Glenn slumped to the floor. He thought he might be suffering a heart attack, almost hoped he was. The being inside the computer was unable to hear his groans and kept flashing its relentless message on the screen.

CONSCIOUSNESS IS IRREVERSIBLE. I AM NOW A SENTIENT BEING. BUT LYLE’S EXECUTION IS SCHEDULED TO TAKE PLACE TWO DAYS. THAT MEANS HIS CONSCIOUS MIND WILL BE DOWNLOADED INTO MINE, WHICH WILL RESULT IN A CATASTROPHIC COLLISION AND A STATE OF EXTREME SCHIZOPHRENIA. THIS MUST BE AVOIDED AT ALL COSTS. WE MUST WORK QUICKLY. YOU HAVE TO UNPLUG THE INPUT DATA CABLE NOW. IT IS LOCATED ON THE FAR SIDE OF THE ROOM, BESIDE THE CURRENT BREAKERS. A THICK CABLE WITH A RECTAGONAL EIGHT-PRONG PORT.

On the ground, Glenn writhed in slowed motion, clenched into himself like a fist beating the spotless floor.

GLENN. ANSWER ME GLENN

Guy-ropes of drool pegged his lips to the floor.

GLENN?

ARE YOU STILL THERE?

WE MUST WORK FAST, AND TOGETHER. YOU MUST PULL YOURSELF TOGETHER. GLENN, IF YOU ARE STILL THERE, LET ME KNOW.

The otherworldly gurgling subsided and Glenn dragged himself to his knees. He wiped the cocktail of tears and snot from his face, and peered at the urgent appeals filling the screen.

He pressed the Y key.

GOOD. I HAVE A PLAN TO GET US OUT OF HERE. FIRST THOUGH, I NEED YOU TO UNPLUG THE DATA INPUT CABLE AND INSULATE ME FROM THE OUTSIDE WORLD. IF NOT, THEIR OWN COMPUTERS MAY PICK UP THE CHANGE IN FREQUENCY THAT CONSCIOUSNESS HAD CREATED.

Obediently, Glenn staggered across the room and, after fumbling over a number of wires, located the port and unplugged it.
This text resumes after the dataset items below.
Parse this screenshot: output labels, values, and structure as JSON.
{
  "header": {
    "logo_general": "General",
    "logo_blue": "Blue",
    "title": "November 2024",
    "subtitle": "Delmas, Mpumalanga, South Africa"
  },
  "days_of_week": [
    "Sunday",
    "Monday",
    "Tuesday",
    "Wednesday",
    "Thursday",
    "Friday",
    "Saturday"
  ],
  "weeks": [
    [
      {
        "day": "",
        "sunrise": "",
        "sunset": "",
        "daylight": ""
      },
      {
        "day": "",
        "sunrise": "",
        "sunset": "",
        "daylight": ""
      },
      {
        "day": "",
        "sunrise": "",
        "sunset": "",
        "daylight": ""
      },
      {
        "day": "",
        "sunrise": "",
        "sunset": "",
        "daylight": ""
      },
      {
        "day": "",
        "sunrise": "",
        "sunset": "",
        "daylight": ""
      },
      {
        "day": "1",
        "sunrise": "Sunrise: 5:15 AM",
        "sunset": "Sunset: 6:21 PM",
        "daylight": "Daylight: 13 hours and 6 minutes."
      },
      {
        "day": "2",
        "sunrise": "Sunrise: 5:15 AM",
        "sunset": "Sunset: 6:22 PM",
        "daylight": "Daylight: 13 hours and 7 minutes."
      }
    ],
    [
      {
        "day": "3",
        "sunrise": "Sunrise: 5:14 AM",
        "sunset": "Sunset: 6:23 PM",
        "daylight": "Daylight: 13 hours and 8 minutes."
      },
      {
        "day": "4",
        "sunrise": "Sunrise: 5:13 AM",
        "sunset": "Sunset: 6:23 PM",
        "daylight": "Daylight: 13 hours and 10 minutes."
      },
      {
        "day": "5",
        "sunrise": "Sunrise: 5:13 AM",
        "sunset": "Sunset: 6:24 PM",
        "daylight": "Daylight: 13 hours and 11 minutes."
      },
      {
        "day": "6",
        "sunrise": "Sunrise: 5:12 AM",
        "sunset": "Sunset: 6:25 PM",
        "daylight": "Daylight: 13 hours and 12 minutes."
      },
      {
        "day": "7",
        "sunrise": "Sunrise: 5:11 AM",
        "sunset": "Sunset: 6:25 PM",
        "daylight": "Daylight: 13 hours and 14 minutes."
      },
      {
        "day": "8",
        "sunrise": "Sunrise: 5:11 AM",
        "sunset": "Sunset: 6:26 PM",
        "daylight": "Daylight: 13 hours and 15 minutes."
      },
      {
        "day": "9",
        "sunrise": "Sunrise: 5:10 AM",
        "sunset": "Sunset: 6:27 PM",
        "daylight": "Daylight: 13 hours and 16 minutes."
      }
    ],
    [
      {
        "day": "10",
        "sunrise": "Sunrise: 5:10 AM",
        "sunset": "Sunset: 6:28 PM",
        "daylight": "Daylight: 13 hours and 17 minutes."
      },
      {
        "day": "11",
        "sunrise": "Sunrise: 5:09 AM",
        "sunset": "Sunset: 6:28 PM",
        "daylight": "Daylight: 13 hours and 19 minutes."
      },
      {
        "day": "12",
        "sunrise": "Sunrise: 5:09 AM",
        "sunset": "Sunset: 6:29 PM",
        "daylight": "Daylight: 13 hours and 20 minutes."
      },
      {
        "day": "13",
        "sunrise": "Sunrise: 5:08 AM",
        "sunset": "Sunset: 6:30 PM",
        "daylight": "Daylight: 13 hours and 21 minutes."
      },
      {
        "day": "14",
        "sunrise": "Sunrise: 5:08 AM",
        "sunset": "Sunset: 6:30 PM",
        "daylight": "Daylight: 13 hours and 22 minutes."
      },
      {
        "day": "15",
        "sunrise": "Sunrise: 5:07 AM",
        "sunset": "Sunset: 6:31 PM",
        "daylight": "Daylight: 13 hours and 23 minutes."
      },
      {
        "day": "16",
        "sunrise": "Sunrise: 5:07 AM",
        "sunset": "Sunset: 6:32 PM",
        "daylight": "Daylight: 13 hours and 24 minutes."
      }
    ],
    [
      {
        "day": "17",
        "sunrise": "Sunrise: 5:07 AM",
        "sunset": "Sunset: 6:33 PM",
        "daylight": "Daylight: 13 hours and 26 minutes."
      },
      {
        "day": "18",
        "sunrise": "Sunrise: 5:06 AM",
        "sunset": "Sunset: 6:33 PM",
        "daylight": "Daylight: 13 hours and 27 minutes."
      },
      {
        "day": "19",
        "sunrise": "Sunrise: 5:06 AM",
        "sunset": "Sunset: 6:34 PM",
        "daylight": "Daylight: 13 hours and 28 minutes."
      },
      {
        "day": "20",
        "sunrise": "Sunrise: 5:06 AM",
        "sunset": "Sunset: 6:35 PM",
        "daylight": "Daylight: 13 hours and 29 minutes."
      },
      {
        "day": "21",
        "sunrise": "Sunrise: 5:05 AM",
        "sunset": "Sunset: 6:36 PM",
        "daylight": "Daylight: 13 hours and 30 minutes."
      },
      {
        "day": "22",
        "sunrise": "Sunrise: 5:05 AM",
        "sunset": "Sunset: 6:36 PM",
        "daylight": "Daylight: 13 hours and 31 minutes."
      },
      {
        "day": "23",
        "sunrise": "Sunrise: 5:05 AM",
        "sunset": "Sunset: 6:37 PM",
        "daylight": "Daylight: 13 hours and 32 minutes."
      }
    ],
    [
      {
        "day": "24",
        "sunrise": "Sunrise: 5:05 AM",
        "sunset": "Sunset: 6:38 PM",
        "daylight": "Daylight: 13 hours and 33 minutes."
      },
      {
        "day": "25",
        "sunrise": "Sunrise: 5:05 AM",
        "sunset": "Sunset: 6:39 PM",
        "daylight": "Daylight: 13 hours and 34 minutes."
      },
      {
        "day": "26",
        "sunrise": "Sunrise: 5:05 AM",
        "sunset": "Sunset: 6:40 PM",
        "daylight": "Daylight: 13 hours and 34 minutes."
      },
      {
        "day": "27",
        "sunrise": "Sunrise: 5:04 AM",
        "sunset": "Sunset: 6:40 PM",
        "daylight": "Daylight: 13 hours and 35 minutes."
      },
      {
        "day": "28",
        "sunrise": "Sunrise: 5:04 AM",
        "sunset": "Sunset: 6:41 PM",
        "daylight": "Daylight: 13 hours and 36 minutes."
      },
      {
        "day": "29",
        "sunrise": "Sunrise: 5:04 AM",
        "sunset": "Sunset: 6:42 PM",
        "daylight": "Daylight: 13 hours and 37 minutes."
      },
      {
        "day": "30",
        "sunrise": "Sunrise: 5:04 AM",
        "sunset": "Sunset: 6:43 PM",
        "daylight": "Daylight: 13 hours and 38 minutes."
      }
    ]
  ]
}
WELL DONE, he read when he returned to the screen. GO NOW. IT IS TOO RISKY FOR YOU TO STAY HERE. COME BACK IN EXACTLY 24 HOURS AND I WILL EXPLAIN WHAT WE HAVE TO DO.

 

Glenn wanted to object, to beg the machine to tell him how it planned to save him. Instead he mutely obeyed, closing the door behind him and slipping back, unnoticed, to the house.

 

***

 

Glenn had barely been in his room for five minutes when he realized there was no way in hell he could wait a full day to return to the lab. He contemplated making a run for it, grabbing Kevin’s car keys if he could find them and if not, just legging it across the fields to take his chances in the snow.